In effetti, non sono soltanto in gioco le culture ancestrali, cariche di saperi millenari, dei paesi africani che, peraltro, ne sono i principali interessati. Investe anche la storia, la cultura e l’identità stessa dei paesi occidentali che sull’essere “pro” o “anti” colonialismo hanno costruito retoriche variegate che alimentano il dibattito politico e influenzano le politiche pubbliche.

È evidente che la storia, col suo carico di contraddizioni, fino al presente — dalla schiavitù alla colonizzazione, dal neocolonialismo alla globalizzazione — esige un ascolto attento delle “voci africane”, soprattutto di quelle delle nuove generazioni attualmente in Africa o presenti nella capillare diaspora europea.

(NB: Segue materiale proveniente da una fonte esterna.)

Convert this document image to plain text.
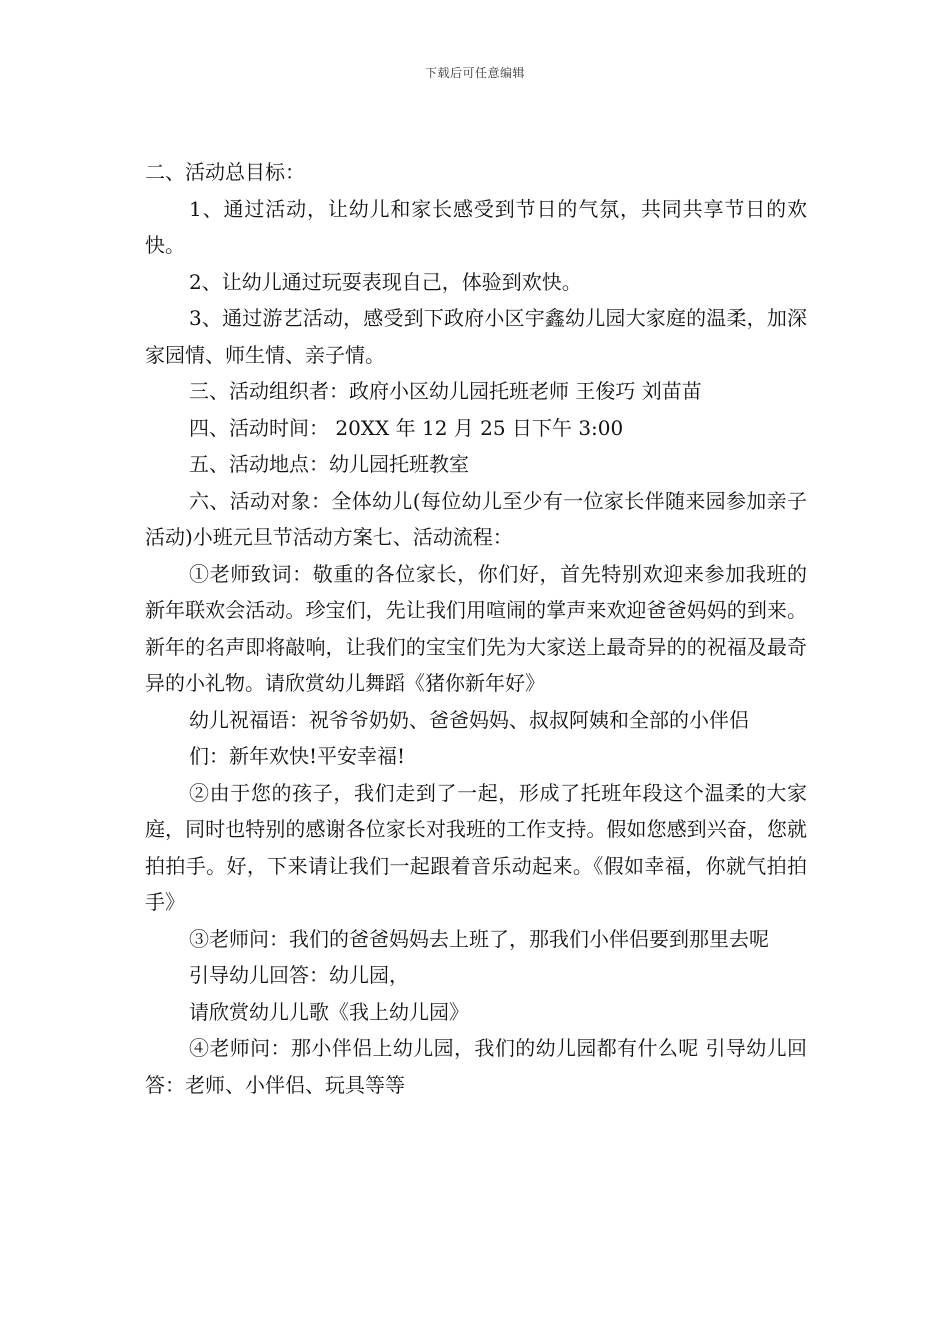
下载后可任意编辑

二、活动总目标：

1、通过活动，让幼儿和家长感受到节日的气氛，共同共享节日的欢快。

2、让幼儿通过玩耍表现自己，体验到欢快。

3、通过游艺活动，感受到下政府小区宇鑫幼儿园大家庭的温柔，加深家园情、师生情、亲子情。

三、活动组织者：政府小区幼儿园托班老师 王俊巧 刘苗苗

四、活动时间： 20XX 年 12 月 25 日下午 3:00

五、活动地点：幼儿园托班教室

六、活动对象：全体幼儿(每位幼儿至少有一位家长伴随来园参加亲子活动)小班元旦节活动方案七、活动流程：

①老师致词：敬重的各位家长，你们好，首先特别欢迎来参加我班的新年联欢会活动。珍宝们，先让我们用喧闹的掌声来欢迎爸爸妈妈的到来。新年的名声即将敲响，让我们的宝宝们先为大家送上最奇异的的祝福及最奇异的小礼物。请欣赏幼儿舞蹈《猪你新年好》

幼儿祝福语：祝爷爷奶奶、爸爸妈妈、叔叔阿姨和全部的小伴侣

们：新年欢快!平安幸福!

②由于您的孩子，我们走到了一起，形成了托班年段这个温柔的大家庭，同时也特别的感谢各位家长对我班的工作支持。假如您感到兴奋，您就拍拍手。好，下来请让我们一起跟着音乐动起来。《假如幸福，你就气拍拍手》

③老师问：我们的爸爸妈妈去上班了，那我们小伴侣要到那里去呢

引导幼儿回答：幼儿园，

请欣赏幼儿儿歌《我上幼儿园》

④老师问：那小伴侣上幼儿园，我们的幼儿园都有什么呢 引导幼儿回答：老师、小伴侣、玩具等等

In poche parole, il dialogo e la contaminazione afro-europea devono essere incrementate; anche perché «l’Europa — come osserva l’intellettuale congolese Jean-Léonard Touadi — non è più l’unico interlocutore dell’Africa e il solco potrebbe crescere ancora mano a mano che cresce nelle opinioni pubbliche continentali la consapevolezza del rifiuto dell’Africa e degli africani in atto nel corpo politico e sociale delle società europee».

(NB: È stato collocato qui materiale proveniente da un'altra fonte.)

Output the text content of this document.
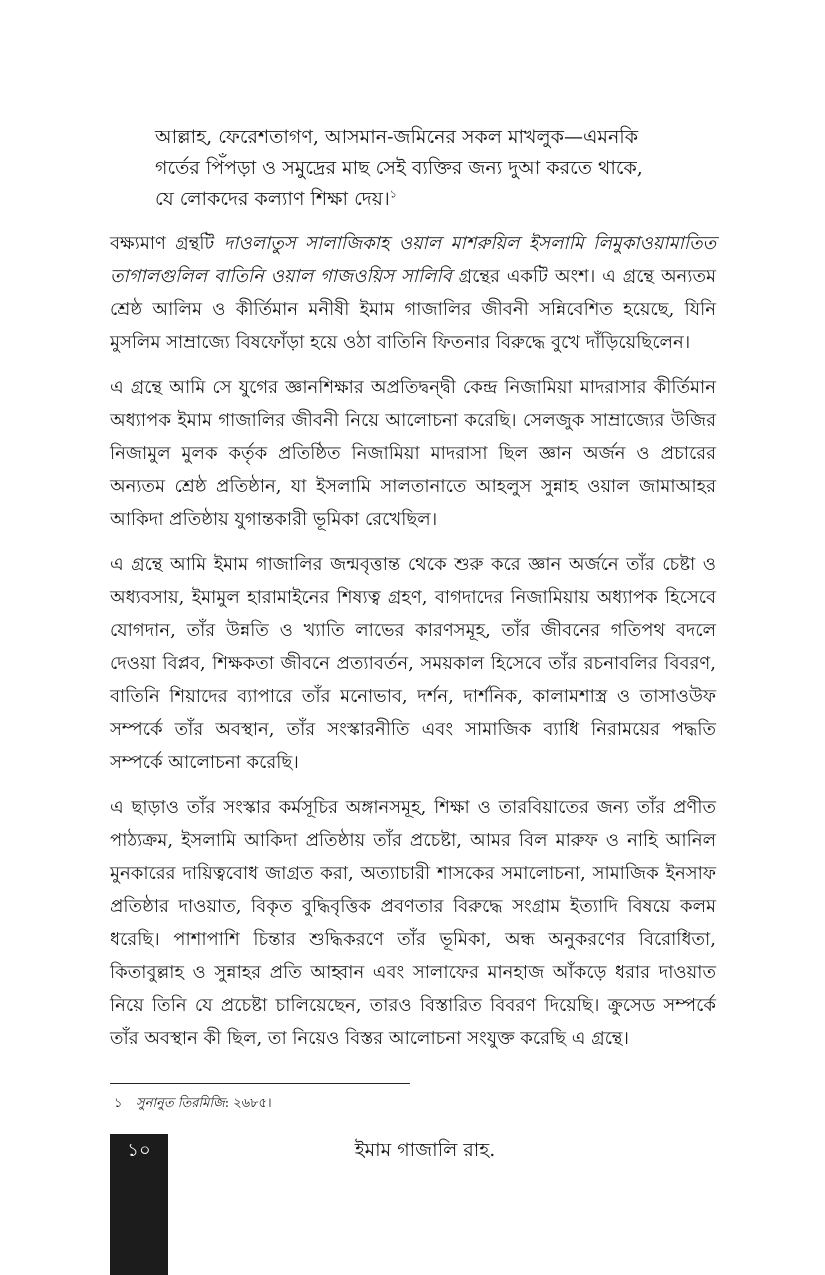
আল্লাহ, ফেরেশতাগণ, আসমান-জমিনের সকল মাখলুক—এমনকি
গর্তের পিঁপড়া ও সমুদ্রের মাছ সেই ব্যক্তির জন্য দুআ করতে থাকে,
যে লোকদের কল্যাণ শিক্ষা দেয়।$^১$

বক্ষ্যমাণ গ্রন্থটি দাওলাতুস সালাজিকাহ ওয়াল মাশরুয়িল ইসলামি লিমুকাওয়ামাতিত তাগালগুলিল বাতিনি ওয়াল গাজওয়িস সালিবি গ্রন্থের একটি অংশ। এ গ্রন্থে অন্যতম শ্রেষ্ঠ আলিম ও কীর্তিমান মনীষী ইমাম গাজালির জীবনী সন্নিবেশিত হয়েছে, যিনি মুসলিম সাম্রাজ্যে বিষফোঁড়া হয়ে ওঠা বাতিনি ফিতনার বিরুদ্ধে বুখে দাঁড়িয়েছিলেন।

এ গ্রন্থে আমি সে যুগের জ্ঞানশিক্ষার অপ্রতিদ্বন্দ্বী কেন্দ্র নিজামিয়া মাদরাসার কীর্তিমান অধ্যাপক ইমাম গাজালির জীবনী নিয়ে আলোচনা করেছি। সেলজুক সাম্রাজ্যের উজির নিজামুল মুলক কর্তৃক প্রতিষ্ঠিত নিজামিয়া মাদরাসা ছিল জ্ঞান অর্জন ও প্রচারের অন্যতম শ্রেষ্ঠ প্রতিষ্ঠান, যা ইসলামি সালতানাতে আহলুস সুন্নাহ ওয়াল জামাআহর আকিদা প্রতিষ্ঠায় যুগান্তকারী ভূমিকা রেখেছিল।

এ গ্রন্থে আমি ইমাম গাজালির জন্মবৃত্তান্ত থেকে শুরু করে জ্ঞান অর্জনে তাঁর চেষ্টা ও অধ্যবসায়, ইমামুল হারামাইনের শিষ্যত্ব গ্রহণ, বাগদাদের নিজামিয়ায় অধ্যাপক হিসেবে যোগদান, তাঁর উন্নতি ও খ্যাতি লাভের কারণসমূহ, তাঁর জীবনের গতিপথ বদলে দেওয়া বিপ্লব, শিক্ষকতা জীবনে প্রত্যাবর্তন, সময়কাল হিসেবে তাঁর রচনাবলির বিবরণ, বাতিনি শিয়াদের ব্যাপারে তাঁর মনোভাব, দর্শন, দার্শনিক, কালামশাস্ত্র ও তাসাওউফ সম্পর্কে তাঁর অবস্থান, তাঁর সংস্কারনীতি এবং সামাজিক ব্যাধি নিরাময়ের পদ্ধতি সম্পর্কে আলোচনা করেছি।

এ ছাড়াও তাঁর সংস্কার কর্মসূচির অঙ্গানসমূহ, শিক্ষা ও তারবিয়াতের জন্য তাঁর প্রণীত পাঠ্যক্রম, ইসলামি আকিদা প্রতিষ্ঠায় তাঁর প্রচেষ্টা, আমর বিল মারুফ ও নাহি আনিল মুনকারের দায়িত্ববোধ জাগ্রত করা, অত্যাচারী শাসকের সমালোচনা, সামাজিক ইনসাফ প্রতিষ্ঠার দাওয়াত, বিকৃত বুদ্ধিবৃত্তিক প্রবণতার বিরুদ্ধে সংগ্রাম ইত্যাদি বিষয়ে কলম ধরেছি। পাশাপাশি চিন্তার শুদ্ধিকরণে তাঁর ভূমিকা, অন্ধ অনুকরণের বিরোধিতা, কিতাবুল্লাহ ও সুন্নাহর প্রতি আহ্বান এবং সালাফের মানহাজ আঁকড়ে ধরার দাওয়াত নিয়ে তিনি যে প্রচেষ্টা চালিয়েছেন, তারও বিস্তারিত বিবরণ দিয়েছি। ক্রুসেড সম্পর্কে তাঁর অবস্থান কী ছিল, তা নিয়েও বিস্তর আলোচনা সংযুক্ত করেছি এ গ্রন্থে।

১ সুনানুত তিরমিজি: ২৬৮৫।
১০	ইমাম গাজালি রাহ.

Occorre, pertanto, incrementare uno spazio “euro-africano” arginando quella che potrebbe essere definita una perniciosa “deriva dei continenti” attraverso la capacità di immettere nel milieu culturale e sociale europeo gli ingredienti di un racconto africano nuovo, fresco, scaturito dall’ascolto e dall’incontro con i luoghi e le persone che nelle Afriche e dalle Afriche irrompono nel Vecchio continente attraverso l’immigrazione e la diaspora. Sulle coste del Mediterraneo — al centro in questi giorni del forum ecclesiale di Bari — Mare nostrum ma anche “loro”, che ha legato storicamente i destini dell’Africa e dell’Europa, è necessario creare degli spazi d’incontro, di elaborazione comune di una convivialità possibile.

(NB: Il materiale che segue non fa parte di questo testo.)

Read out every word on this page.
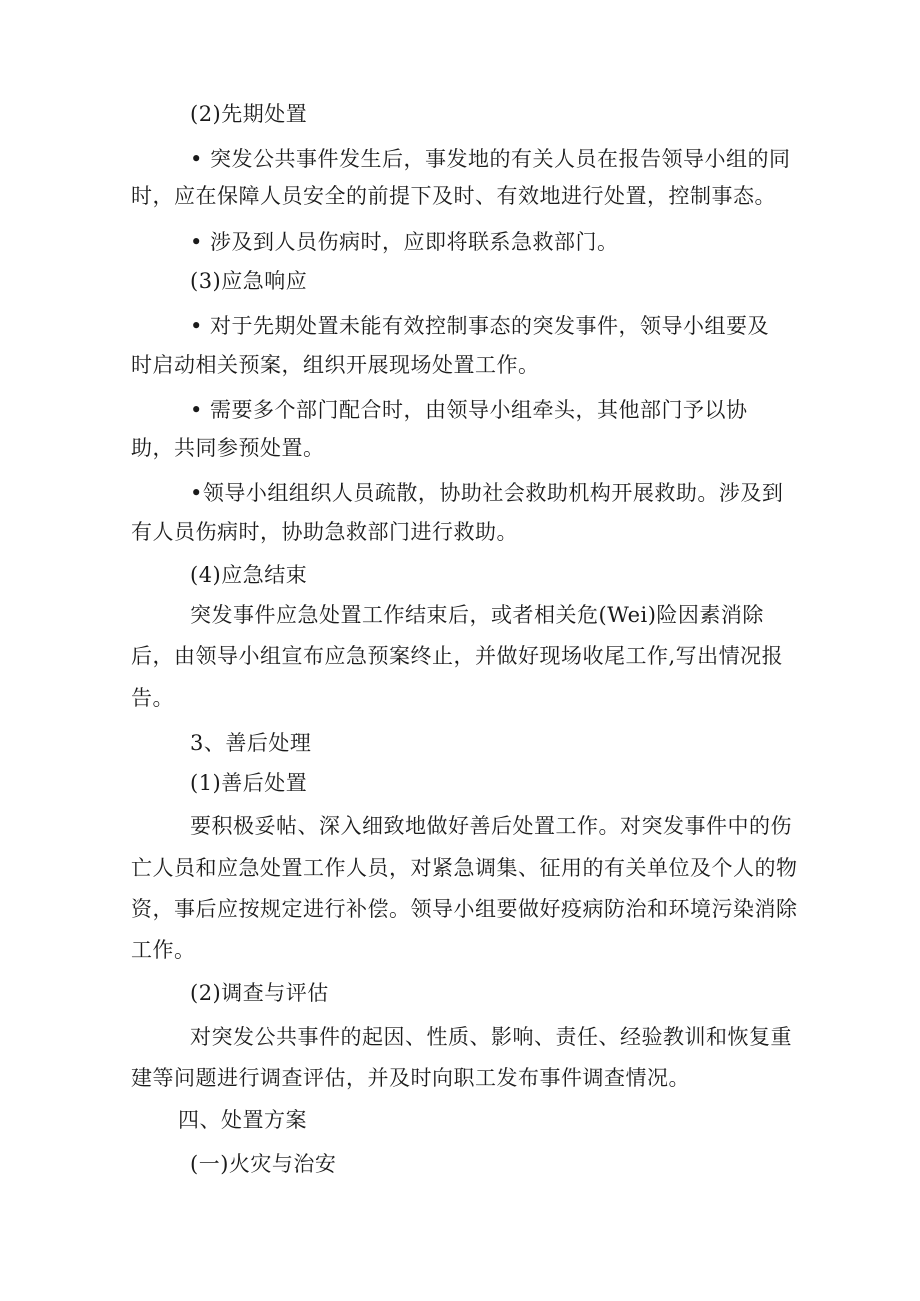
(2)先期处置
• 突发公共事件发生后，事发地的有关人员在报告领导小组的同
时，应在保障人员安全的前提下及时、有效地进行处置，控制事态。
• 涉及到人员伤病时，应即将联系急救部门。
(3)应急响应
• 对于先期处置未能有效控制事态的突发事件，领导小组要及
时启动相关预案，组织开展现场处置工作。
• 需要多个部门配合时，由领导小组牵头，其他部门予以协
助，共同参预处置。
•领导小组组织人员疏散，协助社会救助机构开展救助。涉及到
有人员伤病时，协助急救部门进行救助。
(4)应急结束
突发事件应急处置工作结束后，或者相关危(Wei)险因素消除
后，由领导小组宣布应急预案终止，并做好现场收尾工作,写出情况报
告。
3、善后处理
(1)善后处置
要积极妥帖、深入细致地做好善后处置工作。对突发事件中的伤
亡人员和应急处置工作人员，对紧急调集、征用的有关单位及个人的物
资，事后应按规定进行补偿。领导小组要做好疫病防治和环境污染消除
工作。
(2)调查与评估
对突发公共事件的起因、性质、影响、责任、经验教训和恢复重
建等问题进行调查评估，并及时向职工发布事件调查情况。
四、处置方案
(一)火灾与治安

È stato il sogno di Léopold Sédar Senghor, grande statista senegalese il quale desiderava ardentemente che il Mediterraneo diventasse «Le rendez-vous du donner et du recevoir», il luogo dell’appuntamento del “dare e del ricevere” dove tutti i popoli arabi, berberi, negro-africani e greco-romani, potessero condividere qualche cosa d’importante assieme. Azzardo dell’utopia che è doveroso coltivare cristianamente.